Selanjutnya, IAIN harus meningkatkan standard belajar mengajar sehingga bisa menghasilkan para alumni berkualitas. Peningkatan standard ini bisa dilakukan dengan memperkuat kualitas dosen, perekrutan calon mahasiswa yang selektif, perbaikan sarana dan prasarana dan cara-cara lainnya yang saya kira sudah menjadi pengetahuan umum bagi pemegang kebijakan di kampus. Perbaikan mutu alumni menjadi catatan penting, karena alumni IAIN tidak bisa hanya menggantungkan diri pada instansi pemerintah dalam memeroleh pekerjaan. Dalam hal ini, menurut saya IAIN tidak hanya cukup membekali mahasiswanya dengan pemahaman yang mendalam tapi juga harus disertai dengan keterampilan umum (seperti, penelitian, menulis, dsb) dan keterampilan khusus yang terkait dengan jurusannya.

Saya kira IAIN harus menggali kembali ekspektasi masyarakat Aceh terhadap keberadaan institusi ini. Dari penggalian ini nanti akan memunculkan beberapa strategi baru dalam membangun IAIN yang selaras dengan kebutuhan dan kepentingan rakyat Aceh.

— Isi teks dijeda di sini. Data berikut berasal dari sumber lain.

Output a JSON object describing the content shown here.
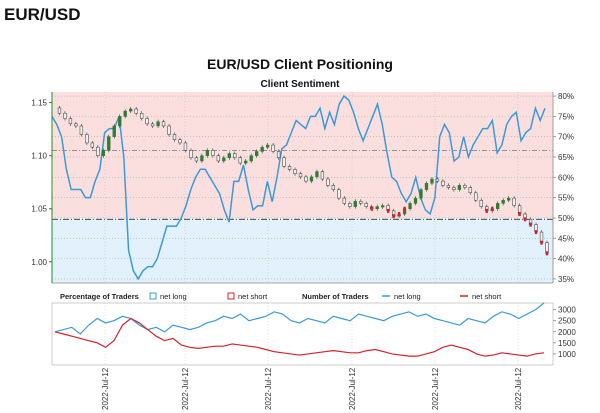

Eksistensi IAIN tentu tidak bisa dilepaskan dari masyarakat dan jika harapan dari masyarakat tidak digubris maka akan berujung kepada lemahnya kredibilitas IAIN, dan fenomena itu mungkin sedang terjadi.

Akhirnya, selamat berjuang IAIN, semoga keberadaanmu menjadi maslahat bagi Aceh, mahasiswa, dosen, alumni dan rakyat Aceh secara keseluruhan.

* Penulis adalah alumnus IAIN Ar-Raniry Banda Aceh.